不过他也是个狠辣之人,二话不说,捡起地上那把小弟的短剑,寒光一闪,便把自己的左手齐腕砍掉。
季临阁瞬间脸色苍白,用右手紧紧攥住了血如泉涌的断腕,颤声问道:“邬庄主,这样,您可还满意?”
“壮哉,勇士!季当家的果然是成大事之人,对自己都如此果决。但是你弄得到处血淋淋的,倒把本少凸显的像个煞风景的大坏蛋了。”邬非鱼顺手捞起便宜‘妹妹’柔若无骨的玉掌,不住抚摸把玩着,“实际上,本少是个心慈手软的好人,从不喜欢打打杀杀。

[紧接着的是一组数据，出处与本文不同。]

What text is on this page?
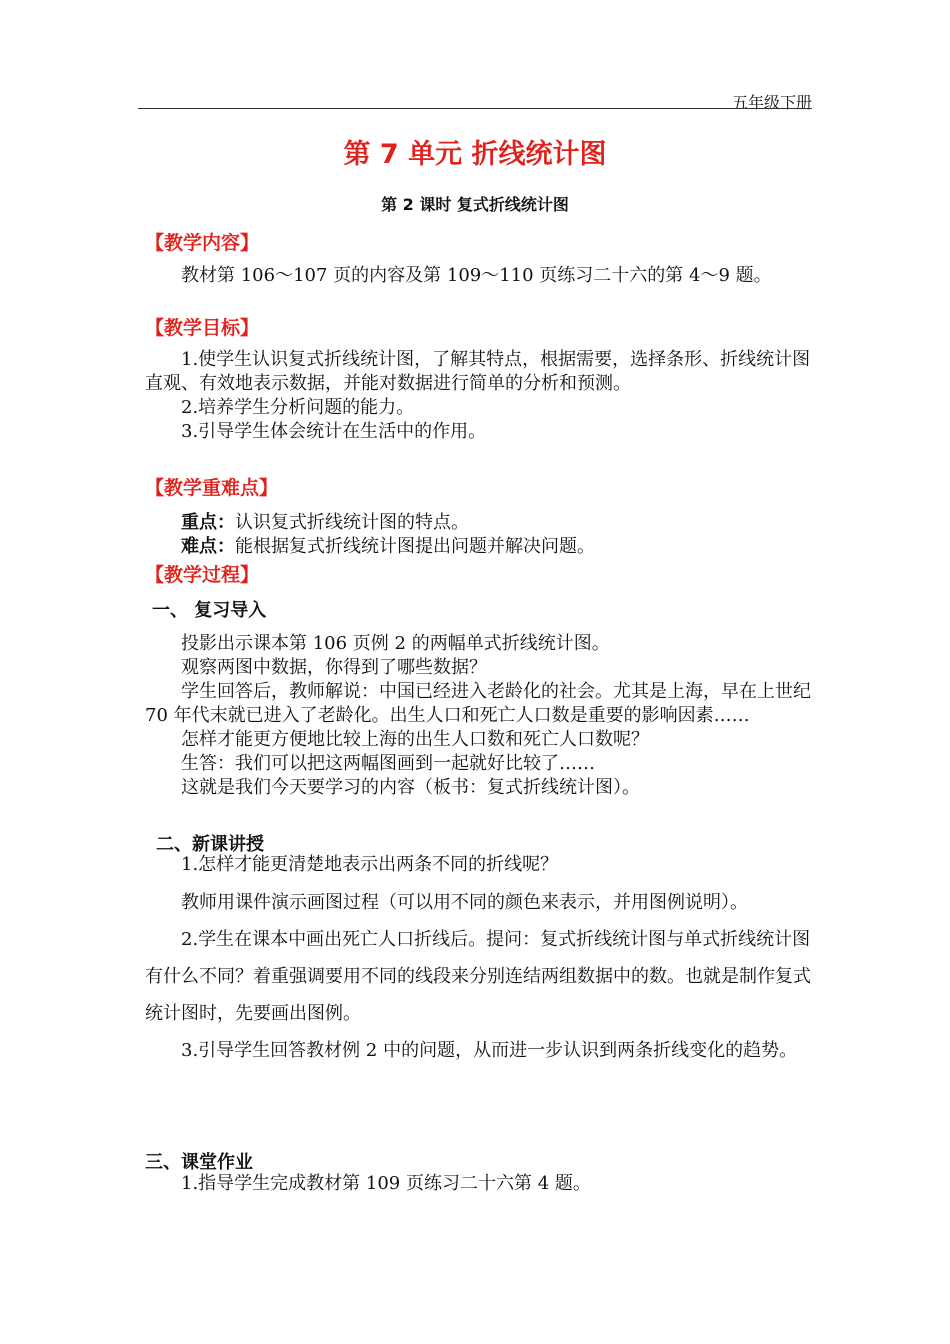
五年级下册
第 7 单元 折线统计图
第 2 课时 复式折线统计图
【教学内容】

教材第 106～107 页的内容及第 109～110 页练习二十六的第 4～9 题。

【教学目标】

1.使学生认识复式折线统计图，了解其特点，根据需要，选择条形、折线统计图直观、有效地表示数据，并能对数据进行简单的分析和预测。

2.培养学生分析问题的能力。

3.引导学生体会统计在生活中的作用。

【教学重难点】

重点：认识复式折线统计图的特点。

难点：能根据复式折线统计图提出问题并解决问题。

【教学过程】
一、 复习导入

投影出示课本第 106 页例 2 的两幅单式折线统计图。

观察两图中数据，你得到了哪些数据？

学生回答后，教师解说：中国已经进入老龄化的社会。尤其是上海，早在上世纪 70 年代末就已进入了老龄化。出生人口和死亡人口数是重要的影响因素……

怎样才能更方便地比较上海的出生人口数和死亡人口数呢？

生答：我们可以把这两幅图画到一起就好比较了……

这就是我们今天要学习的内容（板书：复式折线统计图）。

二、新课讲授

1.怎样才能更清楚地表示出两条不同的折线呢？

教师用课件演示画图过程（可以用不同的颜色来表示，并用图例说明）。

2.学生在课本中画出死亡人口折线后。提问：复式折线统计图与单式折线统计图有什么不同？着重强调要用不同的线段来分别连结两组数据中的数。也就是制作复式统计图时，先要画出图例。

3.引导学生回答教材例 2 中的问题，从而进一步认识到两条折线变化的趋势。

三、课堂作业

1.指导学生完成教材第 109 页练习二十六第 4 题。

”
他一战成名,杀得整个天策府鸡犬不留,从而整个江湖的各大势力都为之震荡,背后皆称之为人屠。
现在居然还好意思自称好人,是道上同仁眼都瞎了,还是耳朵都聋了?
所以,听了这么不要脸的话,季临阁一口老血再也憋不住,直接喷了出去。
扎心了,老铁!
苏卿怜早就看傻了,一只小手捂住了小嘴,愣愣的看着眼前发生的一切。
浑然没有发觉自己的一只小手,正在被某人抱着,趁机啃了一口。
眼前这血淋淋的残酷一幕,可比刚才将两人泯灭成虚无的场景,在视觉上要震撼得多。
毕竟眼前这自己剁手的‘壮举’,太过简单粗暴,也太直观血腥。
苏卿怜乃是一个斯文的大家闺秀,根本就理解不了六个穷凶极恶的匪徒,怎么在他手下就任由拿捏,变成了待宰的小绵羊。

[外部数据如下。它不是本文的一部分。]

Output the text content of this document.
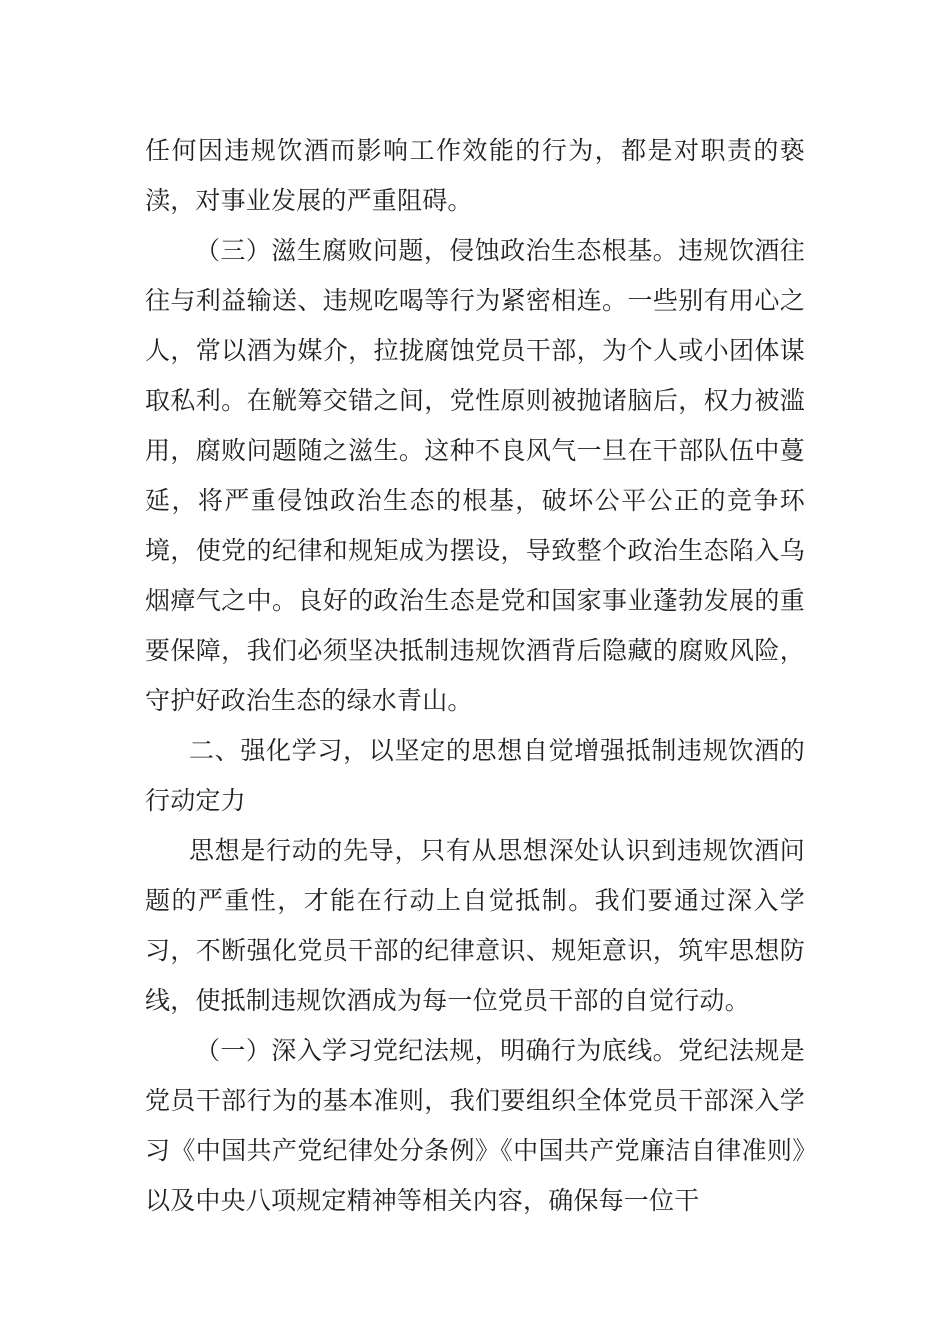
任何因违规饮酒而影响工作效能的行为，都是对职责的亵渎，对事业发展的严重阻碍。

（三）滋生腐败问题，侵蚀政治生态根基。违规饮酒往往与利益输送、违规吃喝等行为紧密相连。一些别有用心之人，常以酒为媒介，拉拢腐蚀党员干部，为个人或小团体谋取私利。在觥筹交错之间，党性原则被抛诸脑后，权力被滥用，腐败问题随之滋生。这种不良风气一旦在干部队伍中蔓延，将严重侵蚀政治生态的根基，破坏公平公正的竞争环境，使党的纪律和规矩成为摆设，导致整个政治生态陷入乌烟瘴气之中。良好的政治生态是党和国家事业蓬勃发展的重要保障，我们必须坚决抵制违规饮酒背后隐藏的腐败风险，守护好政治生态的绿水青山。

二、强化学习，以坚定的思想自觉增强抵制违规饮酒的行动定力

思想是行动的先导，只有从思想深处认识到违规饮酒问题的严重性，才能在行动上自觉抵制。我们要通过深入学习，不断强化党员干部的纪律意识、规矩意识，筑牢思想防线，使抵制违规饮酒成为每一位党员干部的自觉行动。

（一）深入学习党纪法规，明确行为底线。党纪法规是党员干部行为的基本准则，我们要组织全体党员干部深入学习《中国共产党纪律处分条例》《中国共产党廉洁自律准则》以及中央八项规定精神等相关内容，确保每一位干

连剁自己手这样的疯狂之举,都能毫不眨眼的说干就干,这心里的阴影得有多大啊?!
她可不仅仅只是懵逼,更多的则是骇然,这显然已经超出了少女心理承受的极限。
一张俏脸煞白,嘴角抽搐,说不出话来,可见刚才这‘壮士断腕’,给小姑娘留下了多大的心理冲击……
也不知道是吓得还是怎么样,反正她只感觉自己的身子骨软软的,没有一丝力气,忍不住就往下直出溜。
“妹妹这是等不及了,要跟哥哥谈谈人生,聊聊理想吗……”邬非鱼坏坏一笑,揽住了她,调侃道。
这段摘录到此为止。